Tuesday, 10 December 2019

Rent Freeze (Fair Rent) Bill 2019: Second Stage [Private Members]

 

9:25 pm

Photo of Eoghan MurphyEoghan Murphy (Dublin Bay South, Fine Gael) | Oireachtas source

There is a discrepancy between existing and new tenancies but we have addressed that with an annual rent register that will come into force next year and through new powers and inspectors for the RTB. Cases are already under way. We changed the qualifying criteria for rent pressure zones and more than 65% of rental properties in the State now come under rent control. We have extended rent controls for two more years.

We now have cost rental on site. The first project will deliver rents at €1,200 for a two-bedroom apartment. It is a pathfinder project. We want cost rental to account for at least 20% of the rental market but that cannot be achieved overnight.

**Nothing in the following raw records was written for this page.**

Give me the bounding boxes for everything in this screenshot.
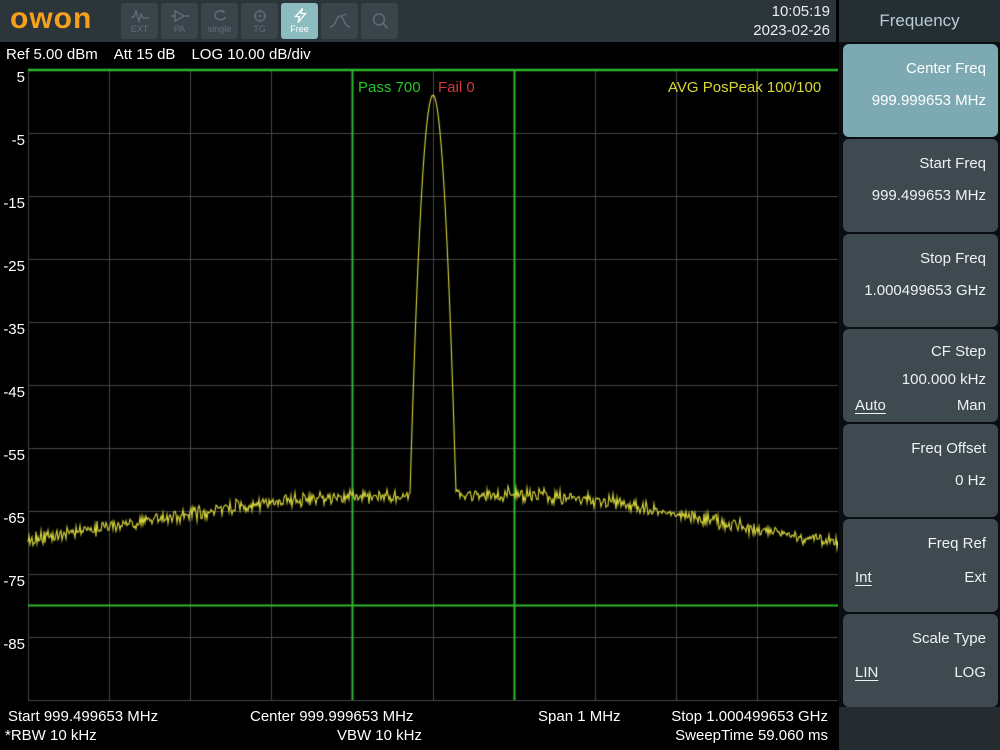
free-run-label: Free bbox=[290, 24, 309, 34]
sweep-time-readout: SweepTime 59.060 ms bbox=[675, 727, 828, 744]
softkey-center-freq[interactable]: Center Freq 999.999653 MHz bbox=[843, 44, 998, 137]
toolbar: EXT PA single TG Free bbox=[121, 3, 398, 39]
attenuation-label: Att 15 dB bbox=[113, 45, 176, 63]
freq-ref-option-ext[interactable]: Ext bbox=[964, 569, 986, 586]
reference-settings-row: Ref 5.00 dBm Att 15 dB LOG 10.00 dB/div bbox=[0, 42, 838, 66]
clock-date: 2023-02-26 bbox=[753, 22, 830, 39]
span-readout: Span 1 MHz bbox=[538, 708, 621, 725]
peak-search-button[interactable] bbox=[321, 3, 358, 39]
cf-step-title: CF Step bbox=[930, 343, 986, 360]
vbw-readout: VBW 10 kHz bbox=[336, 727, 422, 744]
rbw-readout: *RBW 10 kHz bbox=[5, 727, 97, 744]
y-tick--55: -55 bbox=[3, 447, 25, 464]
start-freq-value: 999.499653 MHz bbox=[871, 187, 986, 204]
stop-freq-readout: Stop 1.000499653 GHz bbox=[671, 708, 828, 725]
y-tick--25: -25 bbox=[3, 258, 25, 275]
start-freq-title: Start Freq bbox=[919, 155, 986, 172]
top-bar: owon EXT PA single TG Free 10:05:19 2023-02-… bbox=[0, 0, 836, 42]
loop-icon bbox=[210, 9, 230, 23]
freq-offset-value: 0 Hz bbox=[955, 472, 986, 489]
scale-type-title: Scale Type bbox=[912, 630, 986, 647]
clock-time: 10:05:19 bbox=[771, 3, 830, 20]
magnifier-icon bbox=[370, 12, 390, 30]
spectrum-plot-canvas bbox=[0, 66, 838, 705]
scale-type-option-log[interactable]: LOG bbox=[954, 664, 986, 681]
ext-trigger-button[interactable]: EXT bbox=[121, 3, 158, 39]
free-run-button[interactable]: Free bbox=[281, 3, 318, 39]
softkey-scale-type[interactable]: Scale Type LIN LOG bbox=[843, 614, 998, 707]
target-icon bbox=[252, 9, 268, 23]
softkey-stop-freq[interactable]: Stop Freq 1.000499653 GHz bbox=[843, 234, 998, 327]
peak-curve-icon bbox=[328, 12, 352, 30]
log-scale-label: LOG 10.00 dB/div bbox=[191, 45, 311, 63]
scale-type-option-lin[interactable]: LIN bbox=[855, 664, 878, 681]
clock: 10:05:19 2023-02-26 bbox=[753, 2, 830, 40]
owon-logo: owon bbox=[10, 2, 93, 35]
ref-level-label: Ref 5.00 dBm bbox=[6, 45, 98, 63]
softkey-freq-offset[interactable]: Freq Offset 0 Hz bbox=[843, 424, 998, 517]
stop-freq-value: 1.000499653 GHz bbox=[864, 282, 986, 299]
pass-count-label: Pass 700 bbox=[358, 79, 421, 96]
single-sweep-button[interactable]: single bbox=[201, 3, 238, 39]
y-tick-5: 5 bbox=[16, 69, 25, 86]
preamp-button[interactable]: PA bbox=[161, 3, 198, 39]
freq-ref-title: Freq Ref bbox=[927, 535, 986, 552]
avg-pospeak-label: AVG PosPeak 100/100 bbox=[668, 79, 822, 96]
single-sweep-label: single bbox=[207, 23, 232, 34]
freq-offset-title: Freq Offset bbox=[911, 440, 986, 457]
y-tick--5: -5 bbox=[11, 132, 25, 149]
lightning-icon bbox=[292, 8, 308, 23]
center-freq-value: 999.999653 MHz bbox=[871, 92, 986, 109]
y-tick--15: -15 bbox=[3, 195, 25, 212]
menu-title: Frequency bbox=[839, 0, 1000, 42]
waveform-icon bbox=[130, 8, 150, 23]
ext-trigger-label: EXT bbox=[130, 23, 149, 34]
y-tick--65: -65 bbox=[3, 510, 25, 527]
tracking-gen-label: TG bbox=[253, 23, 266, 34]
menu-filler bbox=[839, 707, 1000, 750]
center-freq-readout: Center 999.999653 MHz bbox=[250, 708, 414, 725]
center-freq-title: Center Freq bbox=[905, 60, 986, 77]
zoom-button[interactable] bbox=[361, 3, 398, 39]
amplifier-icon bbox=[170, 9, 190, 23]
y-tick--75: -75 bbox=[3, 573, 25, 590]
tracking-gen-button[interactable]: TG bbox=[241, 3, 278, 39]
softkey-freq-ref[interactable]: Freq Ref Int Ext bbox=[843, 519, 998, 612]
y-tick--45: -45 bbox=[3, 384, 25, 401]
cf-step-option-auto[interactable]: Auto bbox=[855, 397, 886, 414]
softkey-cf-step[interactable]: CF Step 100.000 kHz Auto Man bbox=[843, 329, 998, 422]
y-tick--85: -85 bbox=[3, 636, 25, 653]
freq-ref-option-int[interactable]: Int bbox=[855, 569, 872, 586]
fail-count-label: Fail 0 bbox=[438, 79, 475, 96]
y-tick--35: -35 bbox=[3, 321, 25, 338]
stop-freq-title: Stop Freq bbox=[920, 250, 986, 267]
cf-step-option-man[interactable]: Man bbox=[957, 397, 986, 414]
softkey-menu: Frequency Center Freq 999.999653 MHz Start… bbox=[839, 0, 1000, 750]
preamp-label: PA bbox=[173, 23, 186, 34]
bottom-status-bar: Start 999.499653 MHz Center 999.999653 M… bbox=[0, 705, 838, 750]
softkey-start-freq[interactable]: Start Freq 999.499653 MHz bbox=[843, 139, 998, 232]
menu-title-label: Frequency bbox=[879, 11, 960, 30]
cf-step-value: 100.000 kHz bbox=[901, 371, 986, 388]
start-freq-readout: Start 999.499653 MHz bbox=[8, 708, 159, 725]
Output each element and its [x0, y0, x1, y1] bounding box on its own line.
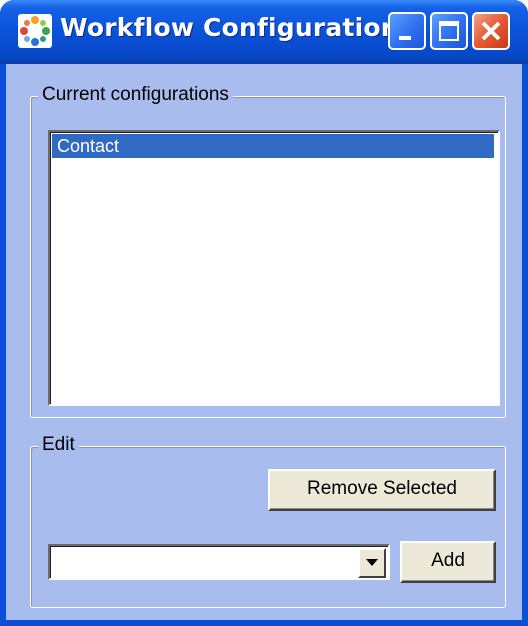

Given the finances involved, we need to get this right the first time because if it fails, it will not be repeated on other sites.

We have incentives like the help-to-buy scheme and the Rebuilding Ireland home loan precisely to help people out of the rent traps that they are in. We recognise that rents are too high, unsustainably so. Rent controls are working to drive down rent inflation without affecting supply. Fundamentally, all of this comes back to making sure that new homes are being built to buy and to rent. We are helping those who want to buy out of the rent trap, recognising that rents are too high. That is what we are doing now and that is why we cannot support this Bill. Rent freezes sound good to someone who is renting but all of the evidence tells us that a freeze will damage supply, as is happening in Berlin right now after this measure was tried there. We also know the Bill is unconstitutional, as Fianna Fáil would have seen immediately if its members had bothered to read it.